Be warned ! However, google does not like this AT ALL. When accessing your page, if google notices different behavior for crawlers and visitors from your website, it will possibly consider your website as spam.

Thanks for the tip @Jack Johansson, I’ll use it only on internal functions. It’s an ads website, and there’s a lot of things going under the hood that don’t output to the user.

If your website is consuming a lot of resources on each pageload, you should also look into a caching solution to help your pages load faster and reduce your overall server usage.

If caching is not possible, using deferred Cronjobs (ie. not WordPress crons but good old server crons) would be a good thing, allowing your visitors to always have the data ready for them instead of having to wait for it to compile/refresh.

Short answer to both your questions is : Yes.

  • A google crawler bot is supposed to crawl every page of your website
    and index the contents.
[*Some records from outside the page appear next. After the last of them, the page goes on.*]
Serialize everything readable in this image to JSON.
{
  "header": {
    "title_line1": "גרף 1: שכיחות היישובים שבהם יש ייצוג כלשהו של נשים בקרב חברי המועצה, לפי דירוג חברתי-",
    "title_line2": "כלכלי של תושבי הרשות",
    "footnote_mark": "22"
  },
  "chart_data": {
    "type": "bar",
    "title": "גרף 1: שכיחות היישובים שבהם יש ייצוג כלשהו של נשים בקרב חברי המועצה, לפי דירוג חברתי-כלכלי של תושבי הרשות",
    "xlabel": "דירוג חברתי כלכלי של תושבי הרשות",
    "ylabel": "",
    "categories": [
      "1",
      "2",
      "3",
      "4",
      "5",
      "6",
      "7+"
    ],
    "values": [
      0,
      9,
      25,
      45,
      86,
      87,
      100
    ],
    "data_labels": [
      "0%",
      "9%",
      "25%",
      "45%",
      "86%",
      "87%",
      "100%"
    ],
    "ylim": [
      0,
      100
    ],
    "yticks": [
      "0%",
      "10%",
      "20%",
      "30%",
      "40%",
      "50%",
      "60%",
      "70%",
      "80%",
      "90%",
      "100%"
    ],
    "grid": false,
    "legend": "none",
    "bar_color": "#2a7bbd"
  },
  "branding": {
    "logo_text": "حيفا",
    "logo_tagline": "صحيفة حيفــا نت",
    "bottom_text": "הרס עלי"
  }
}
So when a crawler from google is accessing
    your website, it is legit. If you simply want to exclude some of your pages
    from google, use the google webmasters console to do it.
  • You can disable the add_action for crawlers. You need to get the
    user agent, and then use a simple if() in your theme’s
    functions.php to disable it for crawlers. There are plenty of guide on the internet that can help you do this.

Be warned ! However, google does not like this AT ALL. When accessing your page, if google notices different behavior for crawlers and visitors from your website, it will possibly consider your website as spam.

You may have noticed that there are 2 render outputs in Fetch as google, in the google webmasters console. One is the rendered output for visitors, one is rendered by google bot. These 2 must be as close as possible to each other. Even a simple missing CSS may result your website being rendered Messy to google bot, which over time google will consider your website’s appearance as crap.

Many websites try to fool the search engines by providing different output for visitors and crawlers. At least google does not appreciate this, and your website has the potential to be subjected to penalties from this action.